"Penalty box" provisions may have to be left to States
WASHINGTON – A bill to legalize online poker that is being written in Congress and that Nevada senators are trying to pass by the end of the year could be challenged in court and found unconstitutional, according to a legal analysis by a former top government attorney.
The bill would set up a framework to license and regulate Internet poker companies, and to nourish a U.S.-based online poker industry. But former U.S. solicitor general Paul Clement said he found flaws in segments of the bill that seek to punish overseas providers that ran games in the United States and continued to take bets from U.S. players even after Congress enacted online restrictions in 2006.
The so-called “penalty box” provisions would prohibit those companies from applying for an online poker license for five years, and from selling their trademarks or software to others seeking a license.
Clement said the bill being formed by Sens. Harry Reid, D-Nev., and Jon Kyl, R-Ariz., “raises serious due process concerns.”
He said it would deprive the providers of “significant property interest,” and could be considered an unconstitutional “bill of attainder” because it effectively singles out a group for punishment without adequate protections for their rights.
Clement said he found similar flaws in an online poker bill that Reid and Kyl proposed late in 2010.
“In my view, the 2012 act suffers from the exact same problems as the 2010 act, and in some instances, the 2012 act’s constitutional infirmities are even more pronounced,” Clement said in a five-page memo sent to Kyl on Oct. 31.
Neither Kyl nor Reid commented Tuesday on the Clement analysis. Similarly, Sen. Dean Heller, R-Nev., who is involved in efforts to get the bill passed, was silent. In response to previous questions, a Reid spokeswoman has emphasized the bill is a draft version that was still being written.
Clement, who specializes in constitutional law, served as U.S. solicitor general from June 2005 until June 2008, representing the government in more than 60 cases argued before the Supreme Court.
Now in private practice, Clement analyzed the draft bill at the request of the Poker Players Alliance, which supports making it legal to play poker online but which also has called for changes in the Reid-Kyl draft. Among them: relaxed restrictions on overseas providers, and broadening the landscape so U.S. players can compete against counterparts from other countries.
The legal objection is one more potential obstacle facing proponents of the gaming bill as Congress nears the end of its 2011-12 session. While it would legalize online poker and benefit the state of Nevada and its casino companies that are at the front of the Internet poker line, it would clamp restrictions on most all other forms of Internet gaming.
Groups including the National Governors Association and the National Conference of State Legislatures have raised objections to the draft, seeing it as limiting states’ opportunities to raise revenue from online lotteries and other forms of gambling.
Reid said last week he was still looking for an opportunity to move the legislation through the Senate.
“We don’t have a path forward right now, but we’re working” on it, he told a National Journal reporter.
The “penalty box” was aimed at companies like PokerStars, Full Tilt Poker and Absolute Poker, whose owners were arrested and had their sites shut down on April 15, 2011, what became known in the poker world as Black Friday. The executives and the companies were charged with money laundering and evading federal gaming restrictions.

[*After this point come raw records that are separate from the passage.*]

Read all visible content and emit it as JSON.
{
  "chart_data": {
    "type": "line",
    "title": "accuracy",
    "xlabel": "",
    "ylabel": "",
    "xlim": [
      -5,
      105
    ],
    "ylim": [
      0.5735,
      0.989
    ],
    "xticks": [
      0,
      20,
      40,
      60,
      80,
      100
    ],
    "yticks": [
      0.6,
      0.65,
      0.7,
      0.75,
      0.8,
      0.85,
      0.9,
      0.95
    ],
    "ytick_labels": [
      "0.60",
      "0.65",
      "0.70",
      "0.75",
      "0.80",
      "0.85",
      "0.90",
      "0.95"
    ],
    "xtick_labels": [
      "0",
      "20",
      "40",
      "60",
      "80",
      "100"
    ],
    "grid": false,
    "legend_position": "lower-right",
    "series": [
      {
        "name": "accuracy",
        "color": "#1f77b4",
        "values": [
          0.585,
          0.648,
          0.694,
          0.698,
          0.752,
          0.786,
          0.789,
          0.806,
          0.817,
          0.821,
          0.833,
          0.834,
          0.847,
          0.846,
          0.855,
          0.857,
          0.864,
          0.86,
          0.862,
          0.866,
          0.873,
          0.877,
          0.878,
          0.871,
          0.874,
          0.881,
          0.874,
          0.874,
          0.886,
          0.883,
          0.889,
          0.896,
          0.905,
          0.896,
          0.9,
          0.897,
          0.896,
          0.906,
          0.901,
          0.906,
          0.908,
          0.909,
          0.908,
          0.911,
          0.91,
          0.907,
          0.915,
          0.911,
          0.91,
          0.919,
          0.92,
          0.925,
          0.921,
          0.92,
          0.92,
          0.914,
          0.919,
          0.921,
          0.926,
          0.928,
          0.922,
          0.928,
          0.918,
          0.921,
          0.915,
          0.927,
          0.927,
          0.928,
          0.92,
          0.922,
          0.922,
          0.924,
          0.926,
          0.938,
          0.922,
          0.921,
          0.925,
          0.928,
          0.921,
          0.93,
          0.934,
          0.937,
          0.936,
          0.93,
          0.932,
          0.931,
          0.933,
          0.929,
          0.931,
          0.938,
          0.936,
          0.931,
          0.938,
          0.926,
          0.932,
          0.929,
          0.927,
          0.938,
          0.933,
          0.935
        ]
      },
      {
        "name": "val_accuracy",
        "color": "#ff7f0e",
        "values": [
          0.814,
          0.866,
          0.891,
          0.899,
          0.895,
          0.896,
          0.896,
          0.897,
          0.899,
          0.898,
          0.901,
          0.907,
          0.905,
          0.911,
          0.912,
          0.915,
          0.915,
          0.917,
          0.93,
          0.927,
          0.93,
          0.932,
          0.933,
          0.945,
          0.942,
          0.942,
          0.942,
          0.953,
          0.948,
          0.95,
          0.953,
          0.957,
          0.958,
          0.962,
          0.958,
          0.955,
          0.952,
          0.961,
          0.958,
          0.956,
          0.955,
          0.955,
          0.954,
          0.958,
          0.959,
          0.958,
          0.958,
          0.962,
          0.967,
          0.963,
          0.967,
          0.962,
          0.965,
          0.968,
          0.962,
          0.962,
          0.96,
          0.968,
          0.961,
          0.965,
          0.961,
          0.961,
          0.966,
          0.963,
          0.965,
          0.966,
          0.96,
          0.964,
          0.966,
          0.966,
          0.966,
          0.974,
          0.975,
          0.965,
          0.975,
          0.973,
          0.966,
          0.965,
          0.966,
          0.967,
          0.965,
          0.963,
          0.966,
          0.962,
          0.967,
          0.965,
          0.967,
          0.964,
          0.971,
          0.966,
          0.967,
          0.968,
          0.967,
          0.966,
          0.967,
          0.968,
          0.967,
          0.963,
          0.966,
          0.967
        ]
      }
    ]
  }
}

Under an agreement reached with the Justice Department on Aug. 1, PokerStars agreed to pay $731 million to the government and to buy and operate Full Tilt, which had gone out of business. A portion of the settlement will be used to pay back U.S. players who are owed money by Full Tilt.
The deal allowed PokerStars to reopen for business in the United States if and when online poker becomes legal. In a separate agreement, Absolute Poker forfeited its assets to the government.
Anticipating legal challenges, the Reid-Kyl draft includes a boiler plate severability clause that says if any provision is declared unconstitutional, the remainder stays in effect.
The penalty box provisions enjoy support from the American Gaming Association, the government affairs arm of the U.S. commercial gaming industry whose president, Frank Fahrenkopf, said there was a reason for restrictions.
“A key strength of this draft legislation is its focus on eliminating illegal Internet gambling and penalizing those who violate U.S. law,” Fahrenkopf said in a statement Tuesday. “The draft clarifies and restores federal laws, giving law enforcement communities the tools necessary to prosecute illegal online gambling operators and keep them out of the U.S. market once and for all.”